À mes prochains porte donc un titre qui en dit long sur ses relations épistolaires entretenues de manière très irrégulières, certes, mais fidèlement tout au long de quarante longues années avec ceux dont il partageait la vie et, sans qui, il n’aurait pu aller jusqu’au bout de la sienne.

Que ce soit ses lettres longues ou la moindre carte postale, voilà qu’il nous apparait qu’Antoine Blondin n’écrivait jamais à la légère. Quarante années de correspondances sont ainsi reprises ici ; peu de lettres en somme, une quantité qui rejoint la minceur d’une œuvre pourtant forte, colorée, à l’image d’une vie, difficile souvent, mais pleine de grivoiseries, se partageant entre Tours de France, voyages, mais aussi la difficulté d’écrire ; sans oublier bien sûr ses « prochains » : autant de visages, autant de figures qui colorent le paysage littéraire, qui occupent sa vie et sa pensée ; le destin d’un homme joyeux et vagabond à l’extérieur, mais pétrie à l’intérieur d’une angoisse existentielle, de doutes profonds qui gravent une vie.
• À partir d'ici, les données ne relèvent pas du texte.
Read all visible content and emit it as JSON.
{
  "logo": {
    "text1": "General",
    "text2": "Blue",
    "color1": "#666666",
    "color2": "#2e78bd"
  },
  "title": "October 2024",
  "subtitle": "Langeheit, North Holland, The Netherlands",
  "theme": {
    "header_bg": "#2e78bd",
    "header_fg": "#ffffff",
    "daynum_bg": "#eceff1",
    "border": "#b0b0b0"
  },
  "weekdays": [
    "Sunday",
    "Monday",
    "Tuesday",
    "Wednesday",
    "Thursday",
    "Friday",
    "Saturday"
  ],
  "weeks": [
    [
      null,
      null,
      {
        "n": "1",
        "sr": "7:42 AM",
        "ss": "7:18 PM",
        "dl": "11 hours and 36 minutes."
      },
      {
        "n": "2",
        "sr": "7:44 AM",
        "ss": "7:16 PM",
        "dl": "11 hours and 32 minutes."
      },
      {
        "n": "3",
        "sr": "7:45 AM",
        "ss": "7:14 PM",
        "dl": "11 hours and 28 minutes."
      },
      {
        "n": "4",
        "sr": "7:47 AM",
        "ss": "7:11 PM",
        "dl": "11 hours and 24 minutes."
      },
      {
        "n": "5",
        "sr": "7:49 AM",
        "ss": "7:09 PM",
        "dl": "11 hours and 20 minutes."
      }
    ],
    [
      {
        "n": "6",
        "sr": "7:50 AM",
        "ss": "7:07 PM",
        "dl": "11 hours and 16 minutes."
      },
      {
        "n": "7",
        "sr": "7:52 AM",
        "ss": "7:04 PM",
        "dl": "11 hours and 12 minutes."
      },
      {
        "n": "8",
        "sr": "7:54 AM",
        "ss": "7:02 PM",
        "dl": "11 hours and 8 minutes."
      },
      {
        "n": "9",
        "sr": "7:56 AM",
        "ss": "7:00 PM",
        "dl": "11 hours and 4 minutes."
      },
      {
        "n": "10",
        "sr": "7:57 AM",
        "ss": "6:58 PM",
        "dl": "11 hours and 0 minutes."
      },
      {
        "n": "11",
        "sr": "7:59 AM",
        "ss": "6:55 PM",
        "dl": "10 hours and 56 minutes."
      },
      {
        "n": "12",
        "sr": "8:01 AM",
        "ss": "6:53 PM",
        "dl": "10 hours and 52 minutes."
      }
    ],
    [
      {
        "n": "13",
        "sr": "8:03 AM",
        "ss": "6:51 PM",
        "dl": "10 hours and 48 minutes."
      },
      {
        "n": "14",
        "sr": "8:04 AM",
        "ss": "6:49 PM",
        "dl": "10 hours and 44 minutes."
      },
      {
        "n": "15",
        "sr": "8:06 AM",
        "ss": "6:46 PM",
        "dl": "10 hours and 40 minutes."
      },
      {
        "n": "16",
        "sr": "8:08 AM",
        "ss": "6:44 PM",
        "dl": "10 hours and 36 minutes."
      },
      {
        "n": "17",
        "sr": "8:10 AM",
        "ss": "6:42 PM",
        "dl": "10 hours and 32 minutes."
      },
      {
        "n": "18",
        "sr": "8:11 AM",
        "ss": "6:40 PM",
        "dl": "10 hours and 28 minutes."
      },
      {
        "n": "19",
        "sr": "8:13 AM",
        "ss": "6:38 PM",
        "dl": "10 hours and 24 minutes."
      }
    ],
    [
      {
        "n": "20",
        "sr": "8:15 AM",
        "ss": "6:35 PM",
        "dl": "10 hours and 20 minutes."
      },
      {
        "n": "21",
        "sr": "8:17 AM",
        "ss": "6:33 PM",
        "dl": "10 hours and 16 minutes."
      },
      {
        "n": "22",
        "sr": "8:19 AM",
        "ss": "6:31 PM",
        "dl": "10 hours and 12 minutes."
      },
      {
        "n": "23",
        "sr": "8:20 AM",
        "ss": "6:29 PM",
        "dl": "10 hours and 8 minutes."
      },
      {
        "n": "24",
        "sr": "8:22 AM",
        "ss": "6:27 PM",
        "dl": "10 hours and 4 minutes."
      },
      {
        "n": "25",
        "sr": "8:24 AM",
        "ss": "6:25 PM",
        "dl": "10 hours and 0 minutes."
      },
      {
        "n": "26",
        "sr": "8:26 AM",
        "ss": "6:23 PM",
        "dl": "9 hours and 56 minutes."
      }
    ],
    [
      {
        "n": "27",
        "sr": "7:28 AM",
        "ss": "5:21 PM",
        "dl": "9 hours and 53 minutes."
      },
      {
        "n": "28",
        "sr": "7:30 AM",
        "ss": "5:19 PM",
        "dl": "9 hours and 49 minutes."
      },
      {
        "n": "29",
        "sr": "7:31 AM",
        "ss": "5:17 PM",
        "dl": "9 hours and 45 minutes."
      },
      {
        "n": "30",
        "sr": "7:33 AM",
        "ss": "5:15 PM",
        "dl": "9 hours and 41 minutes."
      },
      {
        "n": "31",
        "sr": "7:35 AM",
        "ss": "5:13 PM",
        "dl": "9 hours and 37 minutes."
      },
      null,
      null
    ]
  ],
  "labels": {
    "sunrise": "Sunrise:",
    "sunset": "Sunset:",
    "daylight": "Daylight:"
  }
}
C’est d’ailleurs à sa mère, en 1943, qu’il écrit ces quelques lignes : « Spirituellement, l’ascendant progressif que je prends sur mes camarades de chambre m’est un réconfort puissant. Je cherchais un sens profond à ma présence ici, je l’ai trouvé. Elle doit être celle d’un pitre et celle d’un chef. » Voilà qui est dit ! Ces correspondances sont ainsi l’expression de la vie d’un singe en plein hiver, parfois dégouté d’écrire, jamais d’aimer, jouant les bohèmes, les insouciants, et qui a fini par accepter son image de joyeux drille, de poète ami de la bouteille et de la fête. Ces quelques lettres, ces quelques cartes postales sont précieuses pour les amateurs de Blondin : elles nous dévoilent un tout autre personnage que celui que l’on croyait connaître jusqu’ici. Celui d’un homme prenant ses responsabilités de fils et de français ; celui d’un homme obsédé par son passé, le sens de sa vie, le sens de la famille et de l’amitié fraternelle. C’est le portrait d’un homme qu’il nous dessine, dans ses lettres ou cartes postales parfois reproduites dans ces pages, selon un graphisme rond, dont la particularité essentielle, exquise, était de ressembler à celle d’un enfant, caractéristique d’un Blondin qui semblait avoir du mal à assumer sa condition d’adulte. Un adulte en proie au difficile métier de vivre, souvent insatisfait ; occupé autant par l’écriture que par ses prochains, conscient du désordre dans lequel il se débattait, et se demandant sans cesse, ce que la vie avait fait de lui. Autant baladin qu’écrivain épris de doutes, c’est surtout l’âme d’un poète que la vie n’épargne pas toujours que l’on lit s’exprimer silencieusement dans cette correspondance, dont la densité, la force n’a d’égale que la minceur.